16 years ago, Bruce and Tiffany Halabisky decided to give up on a conventional lifestyle, buy a small wooden boat and sail around the world (having two children along the way.). Vixen’s Voyage is a glimpse into their life aboard.
In September of 2002, Halabisky and Loney first saw Vixen at the Wooden Boat Festival in Port Townsend, Wash., in the final stages of restoration. One would have to say it was love at first sight as they sold their few assets and within a few months owned Vixen, which had launched in 1952 from the renowned Joel Johnson yard in Bridgeport, Connecticut. After two years of living onboard, saving money and becoming good friends with Vixen, they left for Hawaii in September of 2004: Vixen’s Voyage started. Having sailed across the Pacific and Indian Oceans; completed three trans-Atlantic crossings; visited over thirty countries; and documented life onboard Vixen in podcasts, magazine articles and books, the family is now happily exploring life on land from their home on Orcas Island.

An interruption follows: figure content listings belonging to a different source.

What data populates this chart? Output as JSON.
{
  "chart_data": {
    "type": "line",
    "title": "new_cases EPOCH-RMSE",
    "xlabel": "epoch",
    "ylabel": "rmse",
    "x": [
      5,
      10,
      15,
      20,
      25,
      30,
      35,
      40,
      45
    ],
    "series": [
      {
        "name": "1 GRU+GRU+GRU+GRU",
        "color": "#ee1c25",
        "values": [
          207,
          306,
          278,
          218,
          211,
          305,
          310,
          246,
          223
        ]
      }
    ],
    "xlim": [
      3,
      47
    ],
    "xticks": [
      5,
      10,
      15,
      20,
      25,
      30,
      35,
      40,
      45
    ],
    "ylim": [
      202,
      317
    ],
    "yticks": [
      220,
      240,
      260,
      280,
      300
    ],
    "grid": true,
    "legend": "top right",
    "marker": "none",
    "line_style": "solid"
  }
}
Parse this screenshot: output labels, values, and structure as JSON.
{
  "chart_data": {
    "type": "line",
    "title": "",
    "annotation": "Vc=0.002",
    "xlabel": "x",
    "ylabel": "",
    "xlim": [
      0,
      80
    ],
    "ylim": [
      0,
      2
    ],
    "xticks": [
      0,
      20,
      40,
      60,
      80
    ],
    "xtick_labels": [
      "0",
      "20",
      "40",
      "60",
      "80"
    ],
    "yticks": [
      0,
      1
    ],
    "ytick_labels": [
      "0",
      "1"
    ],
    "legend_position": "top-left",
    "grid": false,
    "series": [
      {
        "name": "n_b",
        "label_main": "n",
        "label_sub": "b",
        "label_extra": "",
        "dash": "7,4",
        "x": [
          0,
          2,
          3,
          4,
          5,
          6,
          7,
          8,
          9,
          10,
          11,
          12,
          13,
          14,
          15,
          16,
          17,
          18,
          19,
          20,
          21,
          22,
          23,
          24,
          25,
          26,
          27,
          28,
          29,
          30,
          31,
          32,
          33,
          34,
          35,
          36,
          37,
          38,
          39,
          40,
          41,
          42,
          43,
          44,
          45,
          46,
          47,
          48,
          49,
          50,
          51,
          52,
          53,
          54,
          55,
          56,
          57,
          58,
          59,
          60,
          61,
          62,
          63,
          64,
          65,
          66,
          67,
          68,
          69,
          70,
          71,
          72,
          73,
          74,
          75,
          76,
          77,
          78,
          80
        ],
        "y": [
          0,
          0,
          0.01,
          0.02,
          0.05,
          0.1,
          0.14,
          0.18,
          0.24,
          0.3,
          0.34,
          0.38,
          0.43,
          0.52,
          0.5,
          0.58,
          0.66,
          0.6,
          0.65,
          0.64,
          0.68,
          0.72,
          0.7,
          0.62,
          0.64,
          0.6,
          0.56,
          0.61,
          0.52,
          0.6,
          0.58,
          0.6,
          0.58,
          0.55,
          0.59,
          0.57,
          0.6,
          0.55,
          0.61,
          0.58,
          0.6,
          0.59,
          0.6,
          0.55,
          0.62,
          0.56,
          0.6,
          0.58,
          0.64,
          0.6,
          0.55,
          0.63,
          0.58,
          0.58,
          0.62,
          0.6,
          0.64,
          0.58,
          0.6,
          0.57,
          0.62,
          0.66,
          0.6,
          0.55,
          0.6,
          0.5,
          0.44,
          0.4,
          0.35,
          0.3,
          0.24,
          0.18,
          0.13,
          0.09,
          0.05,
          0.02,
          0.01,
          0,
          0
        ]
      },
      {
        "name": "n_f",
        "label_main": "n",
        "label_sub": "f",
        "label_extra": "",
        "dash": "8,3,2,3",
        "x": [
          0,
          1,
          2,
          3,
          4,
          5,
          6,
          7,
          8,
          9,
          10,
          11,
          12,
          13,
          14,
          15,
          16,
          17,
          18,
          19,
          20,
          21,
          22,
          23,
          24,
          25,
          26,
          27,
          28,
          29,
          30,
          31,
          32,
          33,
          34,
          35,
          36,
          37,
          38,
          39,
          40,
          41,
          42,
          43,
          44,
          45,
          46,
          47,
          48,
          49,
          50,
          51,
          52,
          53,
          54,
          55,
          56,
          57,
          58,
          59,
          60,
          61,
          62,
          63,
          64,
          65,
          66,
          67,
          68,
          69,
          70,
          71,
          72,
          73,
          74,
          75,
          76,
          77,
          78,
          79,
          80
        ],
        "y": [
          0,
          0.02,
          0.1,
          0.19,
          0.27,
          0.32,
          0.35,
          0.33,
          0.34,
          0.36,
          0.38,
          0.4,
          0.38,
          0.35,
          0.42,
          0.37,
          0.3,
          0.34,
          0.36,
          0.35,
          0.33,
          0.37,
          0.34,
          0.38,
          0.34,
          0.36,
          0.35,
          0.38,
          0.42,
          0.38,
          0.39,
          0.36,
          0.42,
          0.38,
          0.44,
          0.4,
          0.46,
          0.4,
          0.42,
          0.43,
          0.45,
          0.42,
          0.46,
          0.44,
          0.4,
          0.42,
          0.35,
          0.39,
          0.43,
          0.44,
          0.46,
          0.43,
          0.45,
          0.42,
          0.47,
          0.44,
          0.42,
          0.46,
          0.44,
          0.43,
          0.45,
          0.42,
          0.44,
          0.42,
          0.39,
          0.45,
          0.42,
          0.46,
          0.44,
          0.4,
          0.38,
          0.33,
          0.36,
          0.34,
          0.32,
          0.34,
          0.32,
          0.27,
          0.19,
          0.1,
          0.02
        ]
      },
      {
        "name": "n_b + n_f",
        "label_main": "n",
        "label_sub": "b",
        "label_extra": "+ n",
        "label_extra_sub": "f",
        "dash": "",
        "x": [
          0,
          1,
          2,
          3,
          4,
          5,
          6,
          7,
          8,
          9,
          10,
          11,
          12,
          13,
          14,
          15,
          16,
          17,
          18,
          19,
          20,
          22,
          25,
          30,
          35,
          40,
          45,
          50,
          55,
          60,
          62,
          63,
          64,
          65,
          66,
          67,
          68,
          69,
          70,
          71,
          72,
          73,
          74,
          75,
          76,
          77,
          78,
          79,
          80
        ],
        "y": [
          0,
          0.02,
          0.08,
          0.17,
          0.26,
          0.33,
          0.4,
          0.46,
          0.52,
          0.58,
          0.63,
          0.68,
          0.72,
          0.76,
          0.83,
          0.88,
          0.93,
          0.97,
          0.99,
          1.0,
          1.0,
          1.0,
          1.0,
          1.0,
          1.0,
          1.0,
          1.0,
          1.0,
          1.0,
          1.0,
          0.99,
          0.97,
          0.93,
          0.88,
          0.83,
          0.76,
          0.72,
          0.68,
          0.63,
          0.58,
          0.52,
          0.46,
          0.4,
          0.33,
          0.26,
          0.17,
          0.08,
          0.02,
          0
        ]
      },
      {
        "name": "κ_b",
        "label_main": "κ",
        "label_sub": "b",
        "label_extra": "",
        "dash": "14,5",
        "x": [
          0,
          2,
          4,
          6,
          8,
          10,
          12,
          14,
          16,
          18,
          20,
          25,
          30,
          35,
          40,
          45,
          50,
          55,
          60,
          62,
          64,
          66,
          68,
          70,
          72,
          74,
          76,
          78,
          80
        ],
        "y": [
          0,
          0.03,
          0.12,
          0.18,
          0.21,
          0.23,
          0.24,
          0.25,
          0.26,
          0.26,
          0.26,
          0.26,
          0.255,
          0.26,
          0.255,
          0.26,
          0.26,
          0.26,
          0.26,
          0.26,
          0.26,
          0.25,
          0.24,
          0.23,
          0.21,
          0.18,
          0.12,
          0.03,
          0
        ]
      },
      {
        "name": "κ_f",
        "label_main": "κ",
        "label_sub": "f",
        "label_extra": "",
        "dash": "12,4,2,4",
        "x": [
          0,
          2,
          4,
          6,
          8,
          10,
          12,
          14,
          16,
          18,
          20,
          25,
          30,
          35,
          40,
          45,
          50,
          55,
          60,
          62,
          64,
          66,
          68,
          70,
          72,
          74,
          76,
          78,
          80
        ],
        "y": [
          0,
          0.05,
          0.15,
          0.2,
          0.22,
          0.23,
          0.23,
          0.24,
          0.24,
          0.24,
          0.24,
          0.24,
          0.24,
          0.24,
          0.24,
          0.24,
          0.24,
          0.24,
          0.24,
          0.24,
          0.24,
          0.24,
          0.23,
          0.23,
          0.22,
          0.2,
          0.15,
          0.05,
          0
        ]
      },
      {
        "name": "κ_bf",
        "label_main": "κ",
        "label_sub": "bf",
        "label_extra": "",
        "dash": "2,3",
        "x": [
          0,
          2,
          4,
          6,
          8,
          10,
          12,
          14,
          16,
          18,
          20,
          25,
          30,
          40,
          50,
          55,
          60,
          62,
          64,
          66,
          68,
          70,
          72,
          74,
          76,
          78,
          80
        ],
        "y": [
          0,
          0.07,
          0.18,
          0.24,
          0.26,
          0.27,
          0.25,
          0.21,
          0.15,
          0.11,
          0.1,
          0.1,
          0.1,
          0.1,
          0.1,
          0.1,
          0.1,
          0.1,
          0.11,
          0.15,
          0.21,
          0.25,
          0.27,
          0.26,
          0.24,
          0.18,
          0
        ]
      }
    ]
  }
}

Often asked why he chose a fifties wooden gaff-rigged cutter for an 11-year circumnavigation, Halabisky explained that he “lay aside all my rationalization and logic and can appeal only with the beauty of a perfectly realized sheer line or the image of an audaciously long bowsprit awash with seafoam or a finely carved teak block gleaming in the sun. There is something to be said for sailing around the world with a certain amount of style and class.” Indeed!